The canary chirped and the feathers on his throat stood out, then he dropped his bill and pecked into his feathers again. The train crossed a river and passed through a very carefully tended forest. The train passed through many outside of Paris towns. There were train-cars in the towns and big advertisements for the Belle Jardiniére and Dubonnet and Pernod on the walls toward the train. All that the train passed through looked as though it were before breakfast. For several minutes I had not listened to the American lady, who was talking to my wife.

“Is your husband American too?” asked the lady.

“Yes,” said my wife. “We’re both Americans.”

“I thought you were English.”

“Oh, no.”

“Perhaps that was because I wore braces,” I said. I had started to say suspenders and changed it to braces in the mouth, to keep my English character. The American lady did not hear. She was really quite deaf; she read lips, and I had not looked toward her. I had looked out of the window. She went on talking to my wife.

“I’m so glad you’re Americans. American men make the best husbands,” the American lady was saying. “That was why we left the Continent, you know. My daughter fell in love with a man in Vevey.” She stopped. “They were simply madly in love.” She stopped again. “I took her away, of course.”

“Did she get over it?” asked my wife.

“I don’t think so,” said the American lady. “She wouldn’t eat anything and she wouldn’t sleep at all. I’ve tried so very hard, but she doesn’t seem to take an interest in anything. She doesn’t care about things. I couldn’t have her marrying a foreigner.” She paused. “Someone, a very good friend, told me once, ‘No foreigner can make an American girl a good husband.’ ”

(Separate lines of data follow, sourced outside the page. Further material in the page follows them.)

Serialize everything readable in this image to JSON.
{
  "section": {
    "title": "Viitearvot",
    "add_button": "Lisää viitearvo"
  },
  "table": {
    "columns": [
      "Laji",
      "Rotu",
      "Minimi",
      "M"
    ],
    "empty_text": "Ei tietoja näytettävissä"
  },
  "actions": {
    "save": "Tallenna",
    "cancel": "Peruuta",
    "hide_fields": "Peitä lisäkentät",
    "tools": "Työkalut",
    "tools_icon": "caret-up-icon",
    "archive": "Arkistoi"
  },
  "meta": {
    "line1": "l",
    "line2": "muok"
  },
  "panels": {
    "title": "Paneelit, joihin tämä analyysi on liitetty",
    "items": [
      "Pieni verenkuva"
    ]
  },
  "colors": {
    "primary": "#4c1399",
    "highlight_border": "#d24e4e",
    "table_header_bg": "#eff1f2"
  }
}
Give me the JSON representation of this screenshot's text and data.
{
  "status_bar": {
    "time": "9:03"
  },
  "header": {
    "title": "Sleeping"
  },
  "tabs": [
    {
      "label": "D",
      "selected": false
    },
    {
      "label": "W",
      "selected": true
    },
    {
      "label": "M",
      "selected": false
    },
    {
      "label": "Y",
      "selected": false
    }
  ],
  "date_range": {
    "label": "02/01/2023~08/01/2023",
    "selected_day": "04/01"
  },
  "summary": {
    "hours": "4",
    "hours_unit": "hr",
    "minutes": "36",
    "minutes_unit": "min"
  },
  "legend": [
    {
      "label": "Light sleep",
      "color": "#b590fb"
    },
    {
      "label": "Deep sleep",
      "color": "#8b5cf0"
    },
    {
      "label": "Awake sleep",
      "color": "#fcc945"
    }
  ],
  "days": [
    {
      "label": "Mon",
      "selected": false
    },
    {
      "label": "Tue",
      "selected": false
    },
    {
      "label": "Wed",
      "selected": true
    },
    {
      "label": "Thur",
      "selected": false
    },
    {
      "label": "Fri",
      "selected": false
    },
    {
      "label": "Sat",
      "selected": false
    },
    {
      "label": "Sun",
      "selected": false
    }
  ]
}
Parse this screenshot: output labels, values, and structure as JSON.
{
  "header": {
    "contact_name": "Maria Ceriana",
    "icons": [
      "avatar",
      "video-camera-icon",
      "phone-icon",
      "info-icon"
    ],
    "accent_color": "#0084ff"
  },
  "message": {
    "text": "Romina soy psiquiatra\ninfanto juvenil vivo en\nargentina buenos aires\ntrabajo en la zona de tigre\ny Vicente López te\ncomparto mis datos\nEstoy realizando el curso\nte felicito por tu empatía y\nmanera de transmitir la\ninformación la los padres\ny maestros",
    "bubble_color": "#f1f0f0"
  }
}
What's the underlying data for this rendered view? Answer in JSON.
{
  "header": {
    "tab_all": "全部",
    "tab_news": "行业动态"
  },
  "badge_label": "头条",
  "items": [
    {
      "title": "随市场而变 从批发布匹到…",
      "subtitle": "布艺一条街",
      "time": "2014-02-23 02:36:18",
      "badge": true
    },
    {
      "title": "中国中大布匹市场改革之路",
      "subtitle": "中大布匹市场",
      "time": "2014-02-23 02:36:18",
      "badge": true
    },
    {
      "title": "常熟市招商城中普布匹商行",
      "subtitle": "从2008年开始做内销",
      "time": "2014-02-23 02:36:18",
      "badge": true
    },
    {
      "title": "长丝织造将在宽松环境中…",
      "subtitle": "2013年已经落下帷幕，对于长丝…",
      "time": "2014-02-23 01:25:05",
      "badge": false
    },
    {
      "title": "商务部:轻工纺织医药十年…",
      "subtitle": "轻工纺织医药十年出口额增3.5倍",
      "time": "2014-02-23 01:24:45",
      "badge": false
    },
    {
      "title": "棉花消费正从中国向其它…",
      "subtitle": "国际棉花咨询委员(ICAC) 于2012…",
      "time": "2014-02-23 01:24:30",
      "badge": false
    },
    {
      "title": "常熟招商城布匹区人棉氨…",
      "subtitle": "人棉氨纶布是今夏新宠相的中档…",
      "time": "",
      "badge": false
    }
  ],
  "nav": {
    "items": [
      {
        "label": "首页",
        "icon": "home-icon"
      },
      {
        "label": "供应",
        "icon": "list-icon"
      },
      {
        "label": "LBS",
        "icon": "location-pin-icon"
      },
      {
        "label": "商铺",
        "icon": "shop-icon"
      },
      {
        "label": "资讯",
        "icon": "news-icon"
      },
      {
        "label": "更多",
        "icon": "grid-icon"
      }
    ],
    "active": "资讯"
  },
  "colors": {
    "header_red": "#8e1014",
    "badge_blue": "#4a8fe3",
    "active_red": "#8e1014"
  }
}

“No,” said my wife, “I suppose not.”

The American lady admired my wife’s traveling coat, and it turned out that the American lady had bought her own clothes for twenty years now from the same maison de couture in the Rue Saint Honoré. They had her measurements, and a vendeuse who knew her and her tastes picked the dresses out for her and they were sent to America. They came to the post office near where she lived up-town in New York, and the duty was never exorbitant because they opened the dresses there in the post office to appraise them and they were always very simple-looking and with no gold lace nor ornaments that would make the dresses look expensive. Before the present vendeuse, named Thérèse, there had been another vendeuse, named Amélie. Altogether there had only been these two in the twenty years. It had always been the same couturier. Prices, however, had gone up. The exchange, though, equalized that. They had her daughter’s measurements now too. She was grown up and there was not much chance of their changing now. The train was now coming into Paris. The fortifications were leveled but grass had not grown. There were many cars standing on tracks—brown wooden restaurant cars and brown wooden sleeping cars that would go to Italy at five o’clock that night, if that train still left at five; the cars were marked Paris-Rome, and cars, with seats on the roofs, that went back and forth to the suburbs with, at certain hours, people in all the seats and on the roofs, if that were the way it were still done, and passing were the white walls and many windows of houses. Nothing had eaten any breakfast.